Joseph Freeman, I cancel the home detention order and community corrections orders made by Geason J on 7 September 2023. A term of imprisonment is the only appropriate alternative sentence. Had I had been imposing sentence in September 2023, and assuming unsuitability for home detention, I would have sentenced you to imprisonment for 15 months from 7 August 2023 with eligibility for parole after eight months. Allowing for the degree of compliance with the home detention order and the other factors since your original sentence, you are sentenced to imprisonment for 12 months from 10 January 2024, seven months of which is suspended for two years from today. It is a condition of that order that while it is in force you do not commit any offence punishable by imprisonment. If you breach that condition then a court must order that you serve that term unless it is unjust. I impose a further condition that, during the period that the order is in force following your release you are to be subject to the supervision of a probation officer. The conditions which the law imposes on that order include that you must report to a probation officer at 111-113 Cameron Street, Launceston on or before two clear days of your release, you must, during the operational period of the order, report to a probation officer as required by the probation officer and comply with the reasonable and lawful directions of a probation officer or a supervisor, you must not, during the operational period of the order, leave, or remain outside, Tasmania without the permission of a probation officer and you must, during the operational period of the order, give notice to a probation officer of any change of address or employment before, or within two working days after, the change.
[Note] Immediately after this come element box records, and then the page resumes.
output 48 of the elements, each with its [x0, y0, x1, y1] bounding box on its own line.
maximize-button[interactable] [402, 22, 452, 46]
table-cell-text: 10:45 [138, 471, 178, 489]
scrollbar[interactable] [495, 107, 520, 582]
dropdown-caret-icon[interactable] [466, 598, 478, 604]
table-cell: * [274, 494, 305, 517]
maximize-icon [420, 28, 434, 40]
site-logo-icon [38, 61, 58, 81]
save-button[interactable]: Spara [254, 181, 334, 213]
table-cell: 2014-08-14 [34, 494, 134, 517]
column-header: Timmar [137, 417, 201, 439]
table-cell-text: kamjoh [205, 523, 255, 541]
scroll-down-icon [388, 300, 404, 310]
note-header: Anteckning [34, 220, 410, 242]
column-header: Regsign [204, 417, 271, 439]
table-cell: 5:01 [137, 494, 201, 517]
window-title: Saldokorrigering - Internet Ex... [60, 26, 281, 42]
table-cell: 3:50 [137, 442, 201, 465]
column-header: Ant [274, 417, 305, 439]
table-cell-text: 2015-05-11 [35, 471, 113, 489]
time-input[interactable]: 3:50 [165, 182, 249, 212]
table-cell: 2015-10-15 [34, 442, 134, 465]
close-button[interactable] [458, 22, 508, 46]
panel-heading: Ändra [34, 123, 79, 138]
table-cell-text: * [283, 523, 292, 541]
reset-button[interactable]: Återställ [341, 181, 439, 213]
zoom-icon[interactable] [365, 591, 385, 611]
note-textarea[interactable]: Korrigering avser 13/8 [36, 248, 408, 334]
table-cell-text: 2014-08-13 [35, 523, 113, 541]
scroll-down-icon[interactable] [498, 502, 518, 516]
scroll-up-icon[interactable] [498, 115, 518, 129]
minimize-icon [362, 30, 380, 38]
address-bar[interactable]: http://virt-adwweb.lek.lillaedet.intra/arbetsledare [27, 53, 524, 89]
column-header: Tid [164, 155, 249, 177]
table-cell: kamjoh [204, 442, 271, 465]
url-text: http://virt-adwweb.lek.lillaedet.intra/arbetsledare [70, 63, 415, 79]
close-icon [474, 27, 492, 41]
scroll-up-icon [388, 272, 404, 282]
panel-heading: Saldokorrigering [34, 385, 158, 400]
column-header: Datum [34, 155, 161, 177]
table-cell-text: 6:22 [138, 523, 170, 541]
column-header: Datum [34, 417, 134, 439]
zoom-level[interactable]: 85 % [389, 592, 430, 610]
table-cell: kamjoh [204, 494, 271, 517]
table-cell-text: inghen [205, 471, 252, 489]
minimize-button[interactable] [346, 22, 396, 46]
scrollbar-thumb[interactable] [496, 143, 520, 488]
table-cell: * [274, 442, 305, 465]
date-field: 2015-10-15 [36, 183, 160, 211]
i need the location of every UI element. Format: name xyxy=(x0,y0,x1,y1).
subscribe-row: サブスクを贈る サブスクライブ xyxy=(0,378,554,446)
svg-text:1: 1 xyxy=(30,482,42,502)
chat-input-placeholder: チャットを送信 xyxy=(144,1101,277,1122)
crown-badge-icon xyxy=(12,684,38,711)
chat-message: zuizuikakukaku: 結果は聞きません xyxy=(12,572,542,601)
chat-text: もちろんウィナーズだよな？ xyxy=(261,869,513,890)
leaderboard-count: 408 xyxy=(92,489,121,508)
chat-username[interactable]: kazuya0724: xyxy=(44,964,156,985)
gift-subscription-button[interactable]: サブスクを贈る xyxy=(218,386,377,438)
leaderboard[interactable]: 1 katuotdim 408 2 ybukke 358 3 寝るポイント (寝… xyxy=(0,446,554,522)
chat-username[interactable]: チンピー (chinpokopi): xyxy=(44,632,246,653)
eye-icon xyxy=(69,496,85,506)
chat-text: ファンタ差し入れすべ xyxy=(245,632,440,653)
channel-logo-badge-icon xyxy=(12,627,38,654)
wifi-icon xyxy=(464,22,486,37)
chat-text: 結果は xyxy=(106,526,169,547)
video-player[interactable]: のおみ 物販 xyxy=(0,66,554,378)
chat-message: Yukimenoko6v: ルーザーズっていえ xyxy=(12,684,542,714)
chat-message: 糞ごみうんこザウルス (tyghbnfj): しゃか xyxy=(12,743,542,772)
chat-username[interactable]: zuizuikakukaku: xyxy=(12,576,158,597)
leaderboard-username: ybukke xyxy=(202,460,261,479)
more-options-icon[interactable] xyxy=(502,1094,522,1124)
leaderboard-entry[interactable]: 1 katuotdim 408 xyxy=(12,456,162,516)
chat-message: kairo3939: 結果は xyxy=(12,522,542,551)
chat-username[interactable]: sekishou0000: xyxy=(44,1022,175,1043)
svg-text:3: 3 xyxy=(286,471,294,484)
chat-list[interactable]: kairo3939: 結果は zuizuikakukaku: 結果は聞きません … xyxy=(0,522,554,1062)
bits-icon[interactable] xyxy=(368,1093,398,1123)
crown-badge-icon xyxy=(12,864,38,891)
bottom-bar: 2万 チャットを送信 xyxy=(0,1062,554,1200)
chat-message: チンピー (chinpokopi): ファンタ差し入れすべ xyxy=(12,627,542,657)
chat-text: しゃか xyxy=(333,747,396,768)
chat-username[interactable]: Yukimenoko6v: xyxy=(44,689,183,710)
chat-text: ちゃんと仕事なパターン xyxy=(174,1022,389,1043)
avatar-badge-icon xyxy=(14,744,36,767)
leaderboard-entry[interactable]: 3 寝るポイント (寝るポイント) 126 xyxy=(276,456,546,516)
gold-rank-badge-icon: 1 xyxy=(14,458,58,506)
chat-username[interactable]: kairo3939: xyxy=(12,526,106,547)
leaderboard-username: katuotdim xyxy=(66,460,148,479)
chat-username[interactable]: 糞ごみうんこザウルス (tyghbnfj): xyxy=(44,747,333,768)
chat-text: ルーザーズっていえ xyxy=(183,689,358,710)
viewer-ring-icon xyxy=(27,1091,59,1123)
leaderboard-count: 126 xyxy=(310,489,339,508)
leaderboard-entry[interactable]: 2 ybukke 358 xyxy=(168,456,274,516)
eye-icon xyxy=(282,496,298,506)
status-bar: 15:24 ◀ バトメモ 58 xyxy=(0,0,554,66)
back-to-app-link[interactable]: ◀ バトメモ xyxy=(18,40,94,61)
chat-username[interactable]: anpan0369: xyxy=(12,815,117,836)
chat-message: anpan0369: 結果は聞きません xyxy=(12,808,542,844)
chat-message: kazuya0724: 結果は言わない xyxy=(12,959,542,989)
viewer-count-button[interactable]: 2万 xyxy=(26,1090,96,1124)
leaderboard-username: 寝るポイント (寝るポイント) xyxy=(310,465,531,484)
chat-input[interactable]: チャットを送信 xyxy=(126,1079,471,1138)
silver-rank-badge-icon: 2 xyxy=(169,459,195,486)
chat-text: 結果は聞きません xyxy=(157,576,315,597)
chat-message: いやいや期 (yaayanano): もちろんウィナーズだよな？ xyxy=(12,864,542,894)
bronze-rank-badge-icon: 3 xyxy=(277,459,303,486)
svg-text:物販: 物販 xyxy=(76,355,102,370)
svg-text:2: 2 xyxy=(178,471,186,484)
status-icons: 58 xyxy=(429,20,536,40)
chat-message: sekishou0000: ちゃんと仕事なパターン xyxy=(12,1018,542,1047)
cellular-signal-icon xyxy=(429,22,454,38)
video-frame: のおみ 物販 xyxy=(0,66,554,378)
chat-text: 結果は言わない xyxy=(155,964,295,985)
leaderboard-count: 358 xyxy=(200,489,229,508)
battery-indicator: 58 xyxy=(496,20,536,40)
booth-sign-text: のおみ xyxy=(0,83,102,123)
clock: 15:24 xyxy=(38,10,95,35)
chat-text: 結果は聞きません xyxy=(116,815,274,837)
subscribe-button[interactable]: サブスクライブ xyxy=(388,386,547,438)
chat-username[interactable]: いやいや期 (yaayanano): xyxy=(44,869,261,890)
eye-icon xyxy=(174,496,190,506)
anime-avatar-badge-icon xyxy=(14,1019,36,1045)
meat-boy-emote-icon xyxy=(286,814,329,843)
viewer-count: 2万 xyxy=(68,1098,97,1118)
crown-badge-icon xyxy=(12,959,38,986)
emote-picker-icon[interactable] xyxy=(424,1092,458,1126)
It is suggested that you would complete the EQUIPS Addiction program. I impose special conditions that you must, during the operational period of the order, attend any educational and other programs, undergo assessment and treatment for alcohol or drug dependency, submit to testing for alcohol or drug use and submit to medical, psychological or psychiatric assessment or treatment as directed by a probation officer. If you breach any of those conditions you may be brought back to court and re-sentenced.